- Born: 1977 (age 48–49)
- Citizenship: Malawi
- Occupation: Educator
- Notable work: Sons of the Hills

= Ndongolera Mwangupili =

Malawian poet and writer

Ndongolera C. Mwangupili (born 1977) is a poet, fiction writer, academic and essayist from Malawi.

==Career==
Many of Mwangupili's poems short stories, and essays have appeared in local newspapers and anthologies. His stories are published in Modern Stories from Malawi (2003) and The Bachelor of Chikanda and Other Stories (2009). His poem "The Genesis" was anthologized in The Time Traveller of Maravi: New Poetry from Malawi (2011) and it was translated into French and published in Florilege No 177 December 2019.

Another popular poem of his is "Letters to a Comrade".
His poem "Songs of a Peasant" was published in The Criterion: An International Journal in English, ISSN (0976-8165) Vol. 5 Issue VI (December 2014). "For the Unmarked Tomb" is published in a chapbook by Praxis Magazine Online (2017). His three poems were anthologized in Free Fall: An International Anthology (2017). "The Mushunguti Tree" is translated into Spanish as "El Mushunguti" and published in Arbolarium Antologia Poetica Delos Cinco Continentes (2019).

He edited two books: Poetry for Malawian Senior Secondary Schools (2014) and Call it Fate and Other Short Stories (2014).

His book English Language for MSCE: Comprehension, Summary, Note-making and Composition (2014) is used in the Malawi secondary school curriculum as a reference book.

One of Mwangupili's poems, "My Love, My Woman", was published in 2014 in Belgium in a collection titled The Aquillrelle Wall of Poetry of Passion and Romance, Members' Anthology.

Mwangupili has also published articles on theological subjects.

Mwangupili works as a senior inspector of schools in Malawi. He is a founding member of Malawi Union of Academic and Non-fiction Authors (MUANA) and has served as Vice President and Secretary General. He is the current President. His paper "Strategic Alliance Through Writers' Union: Challenges and Lessons from MUANA" is published in the book Building Capacity for Sustainable Academic and Nonfiction Authorship in Africa (2018).

In 2004, he was one of the writers in Africa who took part in Crossingborder Project under British Council.

A Gift to the People: Sr. Beatrice Chipeta's Legacy (2020) is a short biography he authored in 2020.
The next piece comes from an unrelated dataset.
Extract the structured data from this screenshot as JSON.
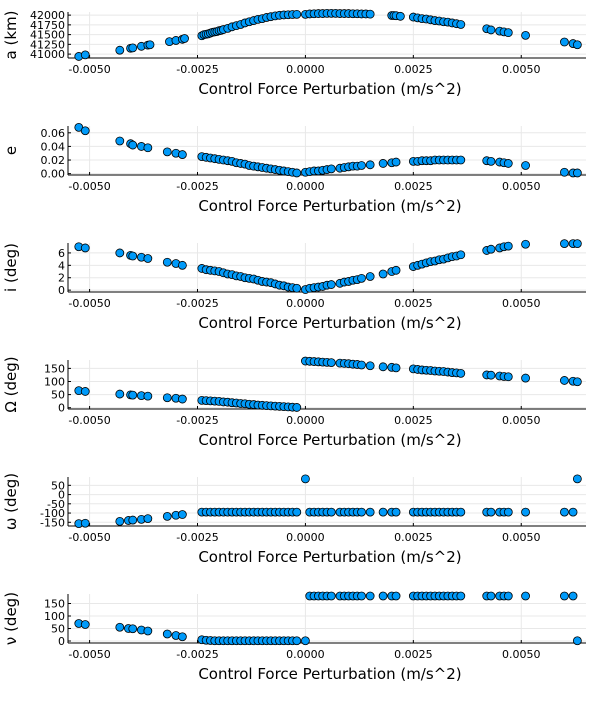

He also has a collection of his poems (over 50 of them) in a book titled Fragments of My Broken Voice. The book is a new wave of African poetry from Malawi. 'Sons of the Hills' is his first novel to be published that has politics, economics, culture and love as major themes. In 2025 he was awarded Honorary Fellow in Writing by the University of Iowa after attending the International Writing Program (IWP).